L’art. 28 cpv. 1 LAID trova riscontro nella legge tributaria cantonale all’art. 77 cpv. 1 LT, secondo cui l’imposta sull’utile di una società di capitali o di una società cooperativa è ridotta nella proporzione esistente fra il ricavo netto dei diritti di partecipazione e l’utile netto complessivo se la società:
a) partecipa in ragione almeno del 10 per cento al capitale azionario o sociale di un’altra società;
b) partecipa in ragione almeno del 10 per cento agli utili e alle riserve di un’altra società; o
c) detiene diritti di partecipazione pari a un valore venale di almeno un milione di franchi.
2.4.
Questo sgravio ha lo scopo di evitare la multipla imposizione economica che scaturirebbe, in sua mancanza, dall’interposizione di una o più società, per il fatto che il ricavo che proviene da una partecipazione è già imposto quale utile presso la società figlia e lo sarà pure, al momento della distribuzione, presso gli azionisti della società madre. Esso consiste in una riduzione dell’imposta sull’utile netto, che deve preliminarmente essere calcolata sull’insieme dei redditi della società come se si trattasse di un’imposizione ordinaria.

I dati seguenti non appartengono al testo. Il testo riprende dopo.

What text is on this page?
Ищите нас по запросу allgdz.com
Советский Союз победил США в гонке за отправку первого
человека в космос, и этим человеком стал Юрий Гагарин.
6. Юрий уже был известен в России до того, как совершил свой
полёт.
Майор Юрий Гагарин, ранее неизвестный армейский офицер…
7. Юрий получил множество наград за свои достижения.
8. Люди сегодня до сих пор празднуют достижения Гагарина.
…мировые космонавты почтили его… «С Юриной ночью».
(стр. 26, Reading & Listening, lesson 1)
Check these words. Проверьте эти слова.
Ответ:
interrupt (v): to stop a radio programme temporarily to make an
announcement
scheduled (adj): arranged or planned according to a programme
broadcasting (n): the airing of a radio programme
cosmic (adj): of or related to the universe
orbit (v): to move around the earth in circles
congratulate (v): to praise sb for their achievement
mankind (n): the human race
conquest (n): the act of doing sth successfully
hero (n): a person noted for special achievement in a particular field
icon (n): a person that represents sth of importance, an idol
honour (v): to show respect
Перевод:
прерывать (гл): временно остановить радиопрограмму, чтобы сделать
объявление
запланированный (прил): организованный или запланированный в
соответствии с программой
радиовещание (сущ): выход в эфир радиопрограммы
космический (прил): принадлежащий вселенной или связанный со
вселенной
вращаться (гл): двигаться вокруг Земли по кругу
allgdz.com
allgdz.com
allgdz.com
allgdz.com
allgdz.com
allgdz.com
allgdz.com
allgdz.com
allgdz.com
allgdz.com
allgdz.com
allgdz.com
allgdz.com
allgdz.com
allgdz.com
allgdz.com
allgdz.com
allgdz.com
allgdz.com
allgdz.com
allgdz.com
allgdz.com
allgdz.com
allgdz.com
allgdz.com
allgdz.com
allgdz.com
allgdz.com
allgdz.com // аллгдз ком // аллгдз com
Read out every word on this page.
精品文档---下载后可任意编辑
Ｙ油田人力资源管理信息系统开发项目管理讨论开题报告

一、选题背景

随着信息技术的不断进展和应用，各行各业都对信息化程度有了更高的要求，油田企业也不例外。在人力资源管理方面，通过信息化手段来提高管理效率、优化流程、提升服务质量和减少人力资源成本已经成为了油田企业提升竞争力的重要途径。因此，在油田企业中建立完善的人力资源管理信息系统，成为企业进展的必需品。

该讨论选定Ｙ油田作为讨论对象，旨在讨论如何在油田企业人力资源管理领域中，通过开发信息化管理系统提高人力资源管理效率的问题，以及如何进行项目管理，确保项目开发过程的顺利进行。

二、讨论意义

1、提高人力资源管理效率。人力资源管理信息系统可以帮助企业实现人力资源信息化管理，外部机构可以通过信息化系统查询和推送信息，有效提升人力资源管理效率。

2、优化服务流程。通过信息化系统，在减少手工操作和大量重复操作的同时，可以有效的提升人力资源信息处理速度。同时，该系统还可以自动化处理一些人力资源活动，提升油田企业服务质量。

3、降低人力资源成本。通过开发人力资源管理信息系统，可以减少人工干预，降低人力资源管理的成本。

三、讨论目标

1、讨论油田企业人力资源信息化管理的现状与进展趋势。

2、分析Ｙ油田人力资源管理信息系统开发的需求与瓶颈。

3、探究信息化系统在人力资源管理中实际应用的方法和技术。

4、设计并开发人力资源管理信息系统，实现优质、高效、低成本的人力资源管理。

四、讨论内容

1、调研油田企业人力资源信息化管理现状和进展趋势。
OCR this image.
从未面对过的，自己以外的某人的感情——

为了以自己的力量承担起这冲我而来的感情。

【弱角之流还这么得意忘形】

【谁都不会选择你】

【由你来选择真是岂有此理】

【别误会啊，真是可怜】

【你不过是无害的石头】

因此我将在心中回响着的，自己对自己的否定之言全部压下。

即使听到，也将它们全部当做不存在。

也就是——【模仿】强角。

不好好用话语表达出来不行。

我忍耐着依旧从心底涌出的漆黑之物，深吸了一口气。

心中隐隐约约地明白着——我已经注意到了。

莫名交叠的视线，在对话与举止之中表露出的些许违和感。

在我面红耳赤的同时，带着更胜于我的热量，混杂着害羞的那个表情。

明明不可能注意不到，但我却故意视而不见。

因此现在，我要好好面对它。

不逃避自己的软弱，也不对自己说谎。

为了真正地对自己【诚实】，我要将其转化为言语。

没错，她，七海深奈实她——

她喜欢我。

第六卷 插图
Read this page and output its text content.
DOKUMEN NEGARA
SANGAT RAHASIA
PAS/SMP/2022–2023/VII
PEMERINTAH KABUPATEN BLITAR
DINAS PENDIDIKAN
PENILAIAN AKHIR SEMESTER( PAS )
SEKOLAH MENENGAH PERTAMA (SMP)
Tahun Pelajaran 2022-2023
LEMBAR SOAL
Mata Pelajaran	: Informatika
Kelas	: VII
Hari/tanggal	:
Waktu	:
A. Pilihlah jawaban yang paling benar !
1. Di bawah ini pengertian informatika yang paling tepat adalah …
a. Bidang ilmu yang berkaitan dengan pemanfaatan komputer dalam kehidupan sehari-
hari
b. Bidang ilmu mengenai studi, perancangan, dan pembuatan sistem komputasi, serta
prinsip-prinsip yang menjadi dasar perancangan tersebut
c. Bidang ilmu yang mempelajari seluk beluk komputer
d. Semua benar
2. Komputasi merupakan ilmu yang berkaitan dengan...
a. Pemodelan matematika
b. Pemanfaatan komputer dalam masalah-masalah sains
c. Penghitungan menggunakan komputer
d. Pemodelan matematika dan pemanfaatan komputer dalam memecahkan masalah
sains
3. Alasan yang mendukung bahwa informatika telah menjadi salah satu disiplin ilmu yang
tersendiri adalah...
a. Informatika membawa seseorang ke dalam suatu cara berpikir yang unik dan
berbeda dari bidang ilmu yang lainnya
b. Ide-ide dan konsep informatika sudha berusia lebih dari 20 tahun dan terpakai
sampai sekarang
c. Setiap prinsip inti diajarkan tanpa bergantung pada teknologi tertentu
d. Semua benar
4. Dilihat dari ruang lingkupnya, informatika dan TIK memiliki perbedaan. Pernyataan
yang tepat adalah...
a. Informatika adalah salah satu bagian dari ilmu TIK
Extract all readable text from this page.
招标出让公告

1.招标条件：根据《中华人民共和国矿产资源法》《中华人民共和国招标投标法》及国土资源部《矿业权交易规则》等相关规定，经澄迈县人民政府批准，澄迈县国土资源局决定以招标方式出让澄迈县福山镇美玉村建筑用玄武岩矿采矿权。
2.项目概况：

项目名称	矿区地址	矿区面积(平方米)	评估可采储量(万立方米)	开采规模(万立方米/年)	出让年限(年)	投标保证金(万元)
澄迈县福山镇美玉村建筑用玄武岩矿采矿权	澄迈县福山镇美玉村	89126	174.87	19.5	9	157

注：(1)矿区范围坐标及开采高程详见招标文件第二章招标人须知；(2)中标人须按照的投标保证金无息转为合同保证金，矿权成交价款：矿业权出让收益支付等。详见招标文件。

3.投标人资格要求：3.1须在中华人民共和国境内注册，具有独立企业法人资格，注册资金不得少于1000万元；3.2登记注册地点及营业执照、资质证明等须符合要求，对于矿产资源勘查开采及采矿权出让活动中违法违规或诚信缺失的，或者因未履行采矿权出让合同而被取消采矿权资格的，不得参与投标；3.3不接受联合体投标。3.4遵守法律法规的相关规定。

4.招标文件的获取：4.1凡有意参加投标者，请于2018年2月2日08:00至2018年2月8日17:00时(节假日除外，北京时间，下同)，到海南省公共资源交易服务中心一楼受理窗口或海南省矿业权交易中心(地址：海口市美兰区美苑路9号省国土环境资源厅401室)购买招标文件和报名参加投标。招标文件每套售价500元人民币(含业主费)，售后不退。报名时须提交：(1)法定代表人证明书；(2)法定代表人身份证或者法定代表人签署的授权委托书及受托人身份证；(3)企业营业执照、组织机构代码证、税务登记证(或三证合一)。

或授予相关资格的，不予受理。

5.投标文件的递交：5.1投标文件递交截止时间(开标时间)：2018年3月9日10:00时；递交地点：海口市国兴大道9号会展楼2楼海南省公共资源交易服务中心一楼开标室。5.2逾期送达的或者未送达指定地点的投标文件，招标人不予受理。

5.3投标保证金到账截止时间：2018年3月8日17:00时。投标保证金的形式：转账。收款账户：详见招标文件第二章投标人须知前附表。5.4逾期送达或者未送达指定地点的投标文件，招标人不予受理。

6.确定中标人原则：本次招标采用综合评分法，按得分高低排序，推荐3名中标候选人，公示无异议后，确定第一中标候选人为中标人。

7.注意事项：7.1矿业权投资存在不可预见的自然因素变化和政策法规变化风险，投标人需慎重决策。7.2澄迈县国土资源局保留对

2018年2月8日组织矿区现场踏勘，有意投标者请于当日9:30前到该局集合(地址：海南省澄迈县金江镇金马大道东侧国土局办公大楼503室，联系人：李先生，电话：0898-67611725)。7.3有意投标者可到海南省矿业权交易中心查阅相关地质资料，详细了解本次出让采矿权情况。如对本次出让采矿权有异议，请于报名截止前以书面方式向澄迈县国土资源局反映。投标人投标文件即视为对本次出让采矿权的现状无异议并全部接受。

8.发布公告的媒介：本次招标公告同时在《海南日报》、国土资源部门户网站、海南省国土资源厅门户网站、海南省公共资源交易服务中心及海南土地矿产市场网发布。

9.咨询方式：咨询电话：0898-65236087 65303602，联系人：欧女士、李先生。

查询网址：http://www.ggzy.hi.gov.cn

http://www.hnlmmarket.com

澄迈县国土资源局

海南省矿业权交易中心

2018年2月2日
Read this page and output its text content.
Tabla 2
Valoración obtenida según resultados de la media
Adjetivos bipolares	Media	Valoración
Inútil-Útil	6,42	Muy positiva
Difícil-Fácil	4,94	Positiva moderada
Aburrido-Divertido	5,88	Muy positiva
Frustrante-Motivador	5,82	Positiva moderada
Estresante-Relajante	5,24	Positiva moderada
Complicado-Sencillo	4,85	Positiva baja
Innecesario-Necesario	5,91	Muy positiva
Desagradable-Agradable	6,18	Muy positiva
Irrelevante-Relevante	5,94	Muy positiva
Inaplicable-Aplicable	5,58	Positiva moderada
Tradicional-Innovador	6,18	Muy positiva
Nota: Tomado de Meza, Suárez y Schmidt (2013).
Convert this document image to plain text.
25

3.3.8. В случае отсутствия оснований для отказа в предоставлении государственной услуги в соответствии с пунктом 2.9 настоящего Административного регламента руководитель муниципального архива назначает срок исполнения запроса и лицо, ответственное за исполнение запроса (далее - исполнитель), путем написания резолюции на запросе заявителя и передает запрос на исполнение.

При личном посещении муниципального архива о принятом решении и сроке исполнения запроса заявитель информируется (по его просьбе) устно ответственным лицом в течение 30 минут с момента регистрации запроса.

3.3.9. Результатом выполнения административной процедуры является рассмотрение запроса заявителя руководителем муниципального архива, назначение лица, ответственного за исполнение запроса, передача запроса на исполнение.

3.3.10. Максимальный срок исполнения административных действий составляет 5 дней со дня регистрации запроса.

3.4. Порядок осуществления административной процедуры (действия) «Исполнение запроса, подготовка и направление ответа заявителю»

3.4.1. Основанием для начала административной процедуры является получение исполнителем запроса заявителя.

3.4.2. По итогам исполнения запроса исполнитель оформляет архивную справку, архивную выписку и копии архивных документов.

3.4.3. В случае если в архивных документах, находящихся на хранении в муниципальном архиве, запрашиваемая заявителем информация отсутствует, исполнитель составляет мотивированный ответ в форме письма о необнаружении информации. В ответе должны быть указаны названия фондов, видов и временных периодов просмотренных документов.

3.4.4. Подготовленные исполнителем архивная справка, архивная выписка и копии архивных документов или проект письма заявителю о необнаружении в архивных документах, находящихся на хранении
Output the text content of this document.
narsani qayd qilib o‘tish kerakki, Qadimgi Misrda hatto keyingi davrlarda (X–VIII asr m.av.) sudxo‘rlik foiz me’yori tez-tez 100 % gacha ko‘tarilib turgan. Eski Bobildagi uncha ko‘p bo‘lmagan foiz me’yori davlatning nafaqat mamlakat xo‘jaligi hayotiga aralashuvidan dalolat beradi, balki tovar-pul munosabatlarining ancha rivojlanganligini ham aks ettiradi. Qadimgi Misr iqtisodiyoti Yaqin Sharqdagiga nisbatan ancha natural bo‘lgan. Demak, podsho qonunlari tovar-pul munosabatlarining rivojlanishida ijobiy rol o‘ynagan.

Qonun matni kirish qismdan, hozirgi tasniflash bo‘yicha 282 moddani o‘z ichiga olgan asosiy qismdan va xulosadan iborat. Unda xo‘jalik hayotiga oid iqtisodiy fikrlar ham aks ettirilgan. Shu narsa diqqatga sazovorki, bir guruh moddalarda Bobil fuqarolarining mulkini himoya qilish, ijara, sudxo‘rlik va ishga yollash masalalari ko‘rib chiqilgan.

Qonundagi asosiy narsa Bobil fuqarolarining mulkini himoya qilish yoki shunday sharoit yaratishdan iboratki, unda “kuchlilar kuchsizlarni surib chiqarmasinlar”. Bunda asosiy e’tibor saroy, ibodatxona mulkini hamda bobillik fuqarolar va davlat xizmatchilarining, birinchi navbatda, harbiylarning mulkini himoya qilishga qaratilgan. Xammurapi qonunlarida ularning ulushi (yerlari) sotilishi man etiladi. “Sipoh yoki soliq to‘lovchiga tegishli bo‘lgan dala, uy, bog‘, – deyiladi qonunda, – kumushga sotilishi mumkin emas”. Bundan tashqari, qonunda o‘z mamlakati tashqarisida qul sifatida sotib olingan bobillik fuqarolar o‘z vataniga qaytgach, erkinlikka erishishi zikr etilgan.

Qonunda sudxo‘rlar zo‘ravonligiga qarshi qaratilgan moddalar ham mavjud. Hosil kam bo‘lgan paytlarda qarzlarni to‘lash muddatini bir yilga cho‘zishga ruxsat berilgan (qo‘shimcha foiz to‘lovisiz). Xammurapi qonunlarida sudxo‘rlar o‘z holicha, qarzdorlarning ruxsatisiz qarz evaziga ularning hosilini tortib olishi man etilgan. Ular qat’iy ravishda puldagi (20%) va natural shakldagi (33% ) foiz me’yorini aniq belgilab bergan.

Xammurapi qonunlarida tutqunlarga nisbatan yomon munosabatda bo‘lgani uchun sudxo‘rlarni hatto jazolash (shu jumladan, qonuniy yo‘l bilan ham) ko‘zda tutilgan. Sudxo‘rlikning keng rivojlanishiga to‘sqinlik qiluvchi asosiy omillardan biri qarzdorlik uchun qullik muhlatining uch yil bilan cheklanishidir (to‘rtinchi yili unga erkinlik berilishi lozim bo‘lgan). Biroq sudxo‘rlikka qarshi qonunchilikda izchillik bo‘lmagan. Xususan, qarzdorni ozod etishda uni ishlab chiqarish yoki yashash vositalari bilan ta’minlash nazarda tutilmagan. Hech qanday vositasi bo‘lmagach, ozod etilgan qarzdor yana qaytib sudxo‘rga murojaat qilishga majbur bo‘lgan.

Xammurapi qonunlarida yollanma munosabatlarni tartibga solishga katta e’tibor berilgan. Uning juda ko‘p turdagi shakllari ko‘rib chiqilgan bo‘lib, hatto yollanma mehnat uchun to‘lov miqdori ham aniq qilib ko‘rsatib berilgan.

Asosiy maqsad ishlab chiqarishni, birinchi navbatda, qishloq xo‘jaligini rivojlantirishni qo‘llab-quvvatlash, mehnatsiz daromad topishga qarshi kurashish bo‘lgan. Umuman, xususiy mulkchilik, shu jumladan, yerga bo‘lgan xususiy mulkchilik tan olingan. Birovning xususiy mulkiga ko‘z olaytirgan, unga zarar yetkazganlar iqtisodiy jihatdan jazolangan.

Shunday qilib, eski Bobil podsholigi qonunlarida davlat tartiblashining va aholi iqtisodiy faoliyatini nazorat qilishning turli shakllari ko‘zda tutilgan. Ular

Secondo il metodo scelto dal legislatore federale, la riduzione proporzionale dell’ammontare dell’imposta si intraprende una volta stabilita l’imposta sull’utile netto. Questo meccanismo di sgravio costituisce un sistema di esenzione indiretta, poiché la riduzione interviene direttamente sul debito d’imposta calcolato sull’utile netto che risulta dall’art. 24 LAID, con l’aliquota legale ordinaria, senza che sia necessario distinguere in questo importo la parte di imposta che grava il reddito delle partecipazioni da quello che grava i redditi immobiliari (sentenza del TF 2C_482/2011 del 25 luglio 2012 consid. 2.3 e giurisprudenza citata).
2.5.
Ne consegue che, come sostiene la ricorrente, la riduzione per redditi da partecipazioni non interviene nella determinazione dell’utile imponibile, bensì in un momento successivo, cioè nel calcolo dell’imposta dovuta. È cioè l’imposta sull’utile che viene ridotta e non l’utile imponibile in quanto tale.
L’art. 88 LT prevede che le società di capitali e le società cooperative debbano pagare un’imposta minima sugli immobili situati nel Cantone, quando quest’imposta è superiore all’imposta sull’utile e sul capitale imponibile.
L’imposta minima è dell’1 per mille del valore di stima ufficiale alla fine dell’esercizio commerciale, esclusa ogni deduzione di debiti (art. 90 cpv. 1 LT). Essa è dovuta in sostituzione delle imposte sull’utile e sul capitale (art. 90 cpv. 2 LT).
3.2.
Secondo la giurisprudenza le imposte minime sono delle imposte reali (oppure oggettive, Objektsteuer), che taluni Cantoni prelevano al posto delle imposte ordinarie, quando l’ammontare di quest’ultime non raggiunge l’importo dell’imposta minima (sentenza TF n. 2P.80/2003 del 12.12.2003 consid. 2.1.2). L’imposta minima prelevata al posto dell’imposta ordinaria sull’utile e sul capitale delle persone giuridiche è calcolata sulla base di fattori sostitutivi (art. 27 cpv. 2 LAID) quali ad esempio la proprietà immobiliare e la cifra d’affari.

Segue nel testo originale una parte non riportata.